A few weeks ago, during Biden’s tour of Europe, Germany and the United States finally reached an agreement on the controversial Nord Stream II gas pipeline. The US president resigned from the opposition that his administration had maintained respect for the pipeline up to that moment and the chancellor
Angela Merkel publicly threatened Russia with sanctions if Putin actually used its natural gas as a ‘weapon’. Merkel also promised financial support to Ukraine, for which gas transit has been an important source of financing that threatens to die out. But it seems that Biden will not settle for the promises, but wants to make sure that they are kept, so he has appointed an observer of his trust to permanently and from German soil, be in charge of monitoring the operation of the gas pipeline. The man chosen for this mission, half diplomatic and half police, is Amos Hochstein, who has been appointed as the US special envoy for the Nord Stream II project. Is about a staunch opponent of the gas pipeline and arrives in Germany ready to take a close look at everything what happens.
During the presidency of Donald Trump, Amos Hochstein did everything in his power to try to stop the construction of the pipeline. Berlin, Hochstein said, was opening up to Russian blackmail with the project. He has always insisted that Vladimir Putin can turn off the gas tap at any time and leave half of Europe without heating any winter that comes across a geopolitical project according to his ambitions. And you haven’t changed your mind, but his mission now is to make sure Germany keeps its promises after Merkel leaves the Berlin Chancellery, after the general elections of September 26 to which he no longer appears. As reported by the American news website Axios, Hochstein was interviewed for the position for the first time in April, which means that Biden was already clear on this course of action long before reaching the latest agreements with Merkel. Back then, Hochstein was still known in Nord Stream II circles as the “pipeline killer.” Now, after Biden’s deal with Merkel, Hochstein can no longer prevent construction, but his appointment, which took place on Monday, is a symptom of Washington’s determination to keep the matter under tight control.

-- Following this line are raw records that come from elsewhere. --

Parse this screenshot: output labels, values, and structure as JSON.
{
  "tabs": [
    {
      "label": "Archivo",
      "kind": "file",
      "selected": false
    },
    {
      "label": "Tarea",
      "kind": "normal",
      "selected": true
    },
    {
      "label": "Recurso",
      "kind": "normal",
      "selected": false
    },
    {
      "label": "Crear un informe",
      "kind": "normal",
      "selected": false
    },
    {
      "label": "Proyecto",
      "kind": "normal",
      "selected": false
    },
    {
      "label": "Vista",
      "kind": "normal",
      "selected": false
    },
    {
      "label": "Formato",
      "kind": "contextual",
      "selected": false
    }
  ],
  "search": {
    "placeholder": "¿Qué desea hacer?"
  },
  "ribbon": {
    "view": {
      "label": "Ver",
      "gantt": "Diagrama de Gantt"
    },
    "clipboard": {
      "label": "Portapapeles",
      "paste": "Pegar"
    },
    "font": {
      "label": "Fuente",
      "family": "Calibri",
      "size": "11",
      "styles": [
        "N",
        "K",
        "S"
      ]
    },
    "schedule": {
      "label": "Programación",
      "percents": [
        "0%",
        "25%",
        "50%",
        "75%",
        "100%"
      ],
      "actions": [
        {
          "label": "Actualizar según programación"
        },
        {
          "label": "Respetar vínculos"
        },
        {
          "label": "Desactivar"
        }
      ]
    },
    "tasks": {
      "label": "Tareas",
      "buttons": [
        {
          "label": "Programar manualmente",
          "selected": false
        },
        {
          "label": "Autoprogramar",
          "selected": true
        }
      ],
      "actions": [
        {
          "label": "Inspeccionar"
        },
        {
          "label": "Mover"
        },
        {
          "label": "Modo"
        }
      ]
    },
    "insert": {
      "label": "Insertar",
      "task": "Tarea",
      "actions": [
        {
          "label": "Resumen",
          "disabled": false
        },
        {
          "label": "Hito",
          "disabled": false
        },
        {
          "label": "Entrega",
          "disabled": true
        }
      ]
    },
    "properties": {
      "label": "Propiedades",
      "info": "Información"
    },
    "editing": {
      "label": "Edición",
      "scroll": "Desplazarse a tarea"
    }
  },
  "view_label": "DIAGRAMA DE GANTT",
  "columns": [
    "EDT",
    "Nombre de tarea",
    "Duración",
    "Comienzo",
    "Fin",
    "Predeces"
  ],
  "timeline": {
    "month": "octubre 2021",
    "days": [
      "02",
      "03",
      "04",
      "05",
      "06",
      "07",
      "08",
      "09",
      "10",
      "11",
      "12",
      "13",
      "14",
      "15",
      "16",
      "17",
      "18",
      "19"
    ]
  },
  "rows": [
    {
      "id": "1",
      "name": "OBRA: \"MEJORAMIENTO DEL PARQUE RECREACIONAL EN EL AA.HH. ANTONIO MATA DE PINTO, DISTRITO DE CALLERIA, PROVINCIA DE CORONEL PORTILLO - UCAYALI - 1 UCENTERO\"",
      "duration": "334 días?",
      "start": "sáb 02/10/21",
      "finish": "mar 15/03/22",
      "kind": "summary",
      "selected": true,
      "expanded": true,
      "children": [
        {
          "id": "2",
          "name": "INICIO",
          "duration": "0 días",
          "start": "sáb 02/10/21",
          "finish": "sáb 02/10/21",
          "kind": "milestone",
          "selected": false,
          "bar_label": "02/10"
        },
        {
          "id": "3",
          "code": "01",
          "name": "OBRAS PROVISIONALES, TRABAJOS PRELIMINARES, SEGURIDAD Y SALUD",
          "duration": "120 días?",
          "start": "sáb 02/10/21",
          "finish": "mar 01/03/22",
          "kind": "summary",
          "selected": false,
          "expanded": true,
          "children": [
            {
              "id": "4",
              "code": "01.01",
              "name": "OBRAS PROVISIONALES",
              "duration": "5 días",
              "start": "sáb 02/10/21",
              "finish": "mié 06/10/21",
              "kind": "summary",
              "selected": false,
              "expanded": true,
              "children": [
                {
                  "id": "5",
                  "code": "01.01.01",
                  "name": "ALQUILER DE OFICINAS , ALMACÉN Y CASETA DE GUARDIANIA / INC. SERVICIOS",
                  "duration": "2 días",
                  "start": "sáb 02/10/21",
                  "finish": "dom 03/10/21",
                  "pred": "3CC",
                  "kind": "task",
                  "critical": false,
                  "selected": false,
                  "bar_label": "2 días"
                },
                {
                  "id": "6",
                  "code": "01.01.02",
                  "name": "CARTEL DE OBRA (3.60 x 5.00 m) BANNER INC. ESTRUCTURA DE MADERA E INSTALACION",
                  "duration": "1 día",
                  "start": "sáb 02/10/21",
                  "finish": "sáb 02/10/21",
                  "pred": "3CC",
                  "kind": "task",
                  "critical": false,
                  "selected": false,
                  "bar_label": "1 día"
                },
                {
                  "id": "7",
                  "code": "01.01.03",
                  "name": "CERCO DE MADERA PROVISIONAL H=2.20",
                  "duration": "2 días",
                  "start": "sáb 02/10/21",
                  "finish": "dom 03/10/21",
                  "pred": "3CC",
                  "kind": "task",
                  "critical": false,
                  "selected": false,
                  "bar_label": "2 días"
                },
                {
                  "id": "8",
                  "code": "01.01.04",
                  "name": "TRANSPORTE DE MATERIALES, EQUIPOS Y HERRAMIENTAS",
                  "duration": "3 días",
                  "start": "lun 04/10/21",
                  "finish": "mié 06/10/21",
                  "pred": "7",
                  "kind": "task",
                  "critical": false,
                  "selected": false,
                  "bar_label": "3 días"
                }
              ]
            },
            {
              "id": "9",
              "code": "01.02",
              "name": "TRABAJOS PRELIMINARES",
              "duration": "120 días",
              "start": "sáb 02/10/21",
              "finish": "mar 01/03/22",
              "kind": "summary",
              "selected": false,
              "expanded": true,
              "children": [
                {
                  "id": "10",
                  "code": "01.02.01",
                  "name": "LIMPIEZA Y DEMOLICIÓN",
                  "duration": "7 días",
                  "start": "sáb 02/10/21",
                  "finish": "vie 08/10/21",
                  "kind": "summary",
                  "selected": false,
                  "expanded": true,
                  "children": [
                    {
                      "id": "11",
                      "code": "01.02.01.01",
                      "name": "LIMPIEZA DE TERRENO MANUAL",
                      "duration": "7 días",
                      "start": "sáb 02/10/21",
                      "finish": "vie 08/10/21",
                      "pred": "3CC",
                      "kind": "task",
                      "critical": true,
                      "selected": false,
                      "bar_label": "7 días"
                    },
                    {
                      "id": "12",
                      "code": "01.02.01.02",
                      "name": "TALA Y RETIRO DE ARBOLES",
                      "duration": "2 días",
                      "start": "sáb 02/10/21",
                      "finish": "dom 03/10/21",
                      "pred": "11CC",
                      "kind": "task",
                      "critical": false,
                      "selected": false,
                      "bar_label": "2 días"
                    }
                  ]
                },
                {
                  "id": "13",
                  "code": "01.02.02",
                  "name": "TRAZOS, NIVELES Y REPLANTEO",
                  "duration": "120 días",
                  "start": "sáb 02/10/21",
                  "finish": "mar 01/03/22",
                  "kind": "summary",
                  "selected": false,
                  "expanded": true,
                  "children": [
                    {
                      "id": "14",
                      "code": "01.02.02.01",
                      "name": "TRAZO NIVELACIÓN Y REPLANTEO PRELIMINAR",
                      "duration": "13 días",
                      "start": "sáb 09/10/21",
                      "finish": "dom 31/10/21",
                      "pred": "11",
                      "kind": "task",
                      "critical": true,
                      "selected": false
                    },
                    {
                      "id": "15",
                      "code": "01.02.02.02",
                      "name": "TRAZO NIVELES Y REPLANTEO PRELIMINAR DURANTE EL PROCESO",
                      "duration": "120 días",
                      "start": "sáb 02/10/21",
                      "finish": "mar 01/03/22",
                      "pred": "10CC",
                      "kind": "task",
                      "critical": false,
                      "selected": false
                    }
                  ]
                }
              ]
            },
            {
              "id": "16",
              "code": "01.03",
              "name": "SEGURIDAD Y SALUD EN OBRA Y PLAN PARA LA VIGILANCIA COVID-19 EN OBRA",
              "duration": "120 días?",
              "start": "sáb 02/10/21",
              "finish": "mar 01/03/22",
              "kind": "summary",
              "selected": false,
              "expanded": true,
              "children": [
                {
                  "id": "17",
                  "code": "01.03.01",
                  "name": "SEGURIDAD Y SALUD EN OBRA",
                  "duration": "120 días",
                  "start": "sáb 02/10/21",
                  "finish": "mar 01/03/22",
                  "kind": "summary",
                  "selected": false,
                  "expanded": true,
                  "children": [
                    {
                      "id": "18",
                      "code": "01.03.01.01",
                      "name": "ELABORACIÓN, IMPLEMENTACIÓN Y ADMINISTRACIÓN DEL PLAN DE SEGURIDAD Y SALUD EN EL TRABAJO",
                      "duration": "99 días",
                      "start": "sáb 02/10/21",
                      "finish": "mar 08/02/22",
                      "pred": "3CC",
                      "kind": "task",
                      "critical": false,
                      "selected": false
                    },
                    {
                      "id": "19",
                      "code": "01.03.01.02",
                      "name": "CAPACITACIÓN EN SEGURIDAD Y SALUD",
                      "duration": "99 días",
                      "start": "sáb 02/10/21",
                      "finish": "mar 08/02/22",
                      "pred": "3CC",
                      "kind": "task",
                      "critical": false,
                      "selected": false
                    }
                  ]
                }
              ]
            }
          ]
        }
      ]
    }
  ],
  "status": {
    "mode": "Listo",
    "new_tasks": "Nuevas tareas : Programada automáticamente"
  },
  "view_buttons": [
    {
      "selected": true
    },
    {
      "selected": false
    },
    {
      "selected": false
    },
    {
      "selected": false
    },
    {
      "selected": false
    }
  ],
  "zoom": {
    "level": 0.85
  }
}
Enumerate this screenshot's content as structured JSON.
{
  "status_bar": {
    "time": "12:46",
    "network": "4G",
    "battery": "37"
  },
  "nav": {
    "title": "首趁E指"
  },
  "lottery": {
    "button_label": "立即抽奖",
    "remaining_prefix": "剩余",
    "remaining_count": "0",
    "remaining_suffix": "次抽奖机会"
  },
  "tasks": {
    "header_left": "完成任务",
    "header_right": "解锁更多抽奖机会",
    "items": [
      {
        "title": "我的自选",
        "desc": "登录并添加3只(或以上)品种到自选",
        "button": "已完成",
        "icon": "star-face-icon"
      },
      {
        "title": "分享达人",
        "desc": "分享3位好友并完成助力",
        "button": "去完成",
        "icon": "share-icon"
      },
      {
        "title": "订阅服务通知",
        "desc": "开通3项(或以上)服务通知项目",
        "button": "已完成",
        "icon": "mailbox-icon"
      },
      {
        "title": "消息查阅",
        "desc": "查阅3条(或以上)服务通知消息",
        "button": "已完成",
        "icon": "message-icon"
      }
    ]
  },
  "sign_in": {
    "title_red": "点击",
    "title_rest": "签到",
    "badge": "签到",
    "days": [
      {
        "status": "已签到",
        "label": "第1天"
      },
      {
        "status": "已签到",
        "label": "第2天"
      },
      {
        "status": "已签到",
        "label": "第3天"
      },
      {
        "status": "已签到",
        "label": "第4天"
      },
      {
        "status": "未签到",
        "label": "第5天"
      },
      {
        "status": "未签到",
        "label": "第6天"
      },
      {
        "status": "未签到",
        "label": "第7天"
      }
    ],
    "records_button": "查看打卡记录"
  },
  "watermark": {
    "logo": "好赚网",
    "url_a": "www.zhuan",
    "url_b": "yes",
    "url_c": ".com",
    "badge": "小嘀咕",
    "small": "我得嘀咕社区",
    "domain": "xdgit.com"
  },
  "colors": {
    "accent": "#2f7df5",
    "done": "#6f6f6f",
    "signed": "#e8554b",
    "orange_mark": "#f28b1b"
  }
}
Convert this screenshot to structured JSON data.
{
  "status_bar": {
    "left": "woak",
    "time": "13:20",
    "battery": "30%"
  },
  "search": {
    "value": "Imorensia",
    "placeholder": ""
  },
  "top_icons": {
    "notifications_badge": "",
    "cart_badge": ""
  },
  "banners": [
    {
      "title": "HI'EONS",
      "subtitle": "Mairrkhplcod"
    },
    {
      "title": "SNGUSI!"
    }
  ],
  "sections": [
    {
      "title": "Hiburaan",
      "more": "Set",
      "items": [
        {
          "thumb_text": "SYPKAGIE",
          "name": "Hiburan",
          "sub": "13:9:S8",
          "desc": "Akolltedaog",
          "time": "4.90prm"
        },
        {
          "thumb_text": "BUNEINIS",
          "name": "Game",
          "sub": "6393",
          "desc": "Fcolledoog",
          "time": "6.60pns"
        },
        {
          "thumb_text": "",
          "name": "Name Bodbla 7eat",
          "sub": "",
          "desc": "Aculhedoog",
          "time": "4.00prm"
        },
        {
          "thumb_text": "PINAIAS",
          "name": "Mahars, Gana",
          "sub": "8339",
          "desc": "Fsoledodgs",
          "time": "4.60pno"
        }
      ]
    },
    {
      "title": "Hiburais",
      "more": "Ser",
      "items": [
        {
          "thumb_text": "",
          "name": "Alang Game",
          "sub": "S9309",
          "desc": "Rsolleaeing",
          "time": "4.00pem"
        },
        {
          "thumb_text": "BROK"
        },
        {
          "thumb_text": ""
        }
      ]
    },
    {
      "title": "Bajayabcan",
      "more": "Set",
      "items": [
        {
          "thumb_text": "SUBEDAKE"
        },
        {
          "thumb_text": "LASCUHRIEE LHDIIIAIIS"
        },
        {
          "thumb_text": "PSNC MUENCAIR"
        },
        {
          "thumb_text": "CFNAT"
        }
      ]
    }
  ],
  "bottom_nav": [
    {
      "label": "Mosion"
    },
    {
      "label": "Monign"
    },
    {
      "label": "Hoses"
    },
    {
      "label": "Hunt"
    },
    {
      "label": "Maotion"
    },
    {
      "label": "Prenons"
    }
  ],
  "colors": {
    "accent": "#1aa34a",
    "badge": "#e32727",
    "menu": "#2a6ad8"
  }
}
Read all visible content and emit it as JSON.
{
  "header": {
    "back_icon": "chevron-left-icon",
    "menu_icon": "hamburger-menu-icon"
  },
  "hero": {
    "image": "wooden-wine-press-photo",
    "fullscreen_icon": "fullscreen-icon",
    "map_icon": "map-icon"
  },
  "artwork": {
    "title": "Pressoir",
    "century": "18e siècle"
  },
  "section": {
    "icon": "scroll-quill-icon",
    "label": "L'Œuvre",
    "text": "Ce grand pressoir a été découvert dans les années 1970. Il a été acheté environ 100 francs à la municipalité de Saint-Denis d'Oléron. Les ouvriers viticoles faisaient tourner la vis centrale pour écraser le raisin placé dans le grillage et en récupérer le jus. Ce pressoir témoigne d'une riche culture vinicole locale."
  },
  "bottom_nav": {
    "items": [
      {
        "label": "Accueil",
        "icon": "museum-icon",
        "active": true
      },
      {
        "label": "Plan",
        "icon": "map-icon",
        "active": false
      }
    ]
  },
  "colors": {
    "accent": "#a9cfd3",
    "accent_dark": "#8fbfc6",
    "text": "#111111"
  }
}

Between 2011 and 2017, Hochstein worked as an energy expert at the US State Department and advised then-President Barack Obama. Prior to that, Hochstein was an advisor to various American Congressional committees and has also worked for a Texas natural gas company. Now he is leaving Washington as a gas pipeline diplomat and a shield from problems for the president. Biden’s deal with Germany has been strongly from different flanks and Hochstein must cover Biden’s back. From Ukraine, which will likely lose its role as the main transit country for Russian natural gas and, with it, more than a billion dollars in revenue each year. But also from the American Democrats and Republicans, who would have liked a tougher approach to the issue. With his appointment, Biden makes it clear that he still does not believe in Nord Stream II and that he will demand that Germany fulfill the commitment to “use all the levers” to achieve an extension of the gas transit agreement between Ukraine and Russia, which expires in 2024. A promise, in any case, difficult to keep. If there comes a time when Putin no longer wants to use Ukraine as a transit country for Russian gas, Berlin will be able to do little about it. Merkel also promised Ukraine additional financial assistance of $ 245 million, in addition to the creation of a fund together with the US to finance investments in energy transition and energy security in Ukraine. This will be the easiest part of the agreement to fulfill and it is no secret that the German government is confident that it can make up for its failure in the previous point with some type of expansion of that fund, putting more money on the table.
This complicated development is just one of the last chapters in the zigzagging story of the Nord Stream II. In December 2019, construction was initially halted by sanctions imposed by Donald Trump. After Biden’s election victory, the companies resumed work and the line is almost ready, but it is still an apple and a permanent source of contention between US President Joe Biden, Ukrainian President Volodymyr Selenskyi, German Chancellor Angela Merkel and Russian President Vladimir Putin. Americans in the past have insistently suggested alternatives to Nord Stream 2 for Germany: gas from Texas, Alabama or Oklahoma. There was talk of “Freedom Gas,” a project in which tankers would push “freedom gas” across the Atlantic, and Texas Senator Ted Cruz campaigned particularly aggressively for this solution. Hochstein does not lose this perspective and will supervise the pipeline, surely, from a more than demanding point of view.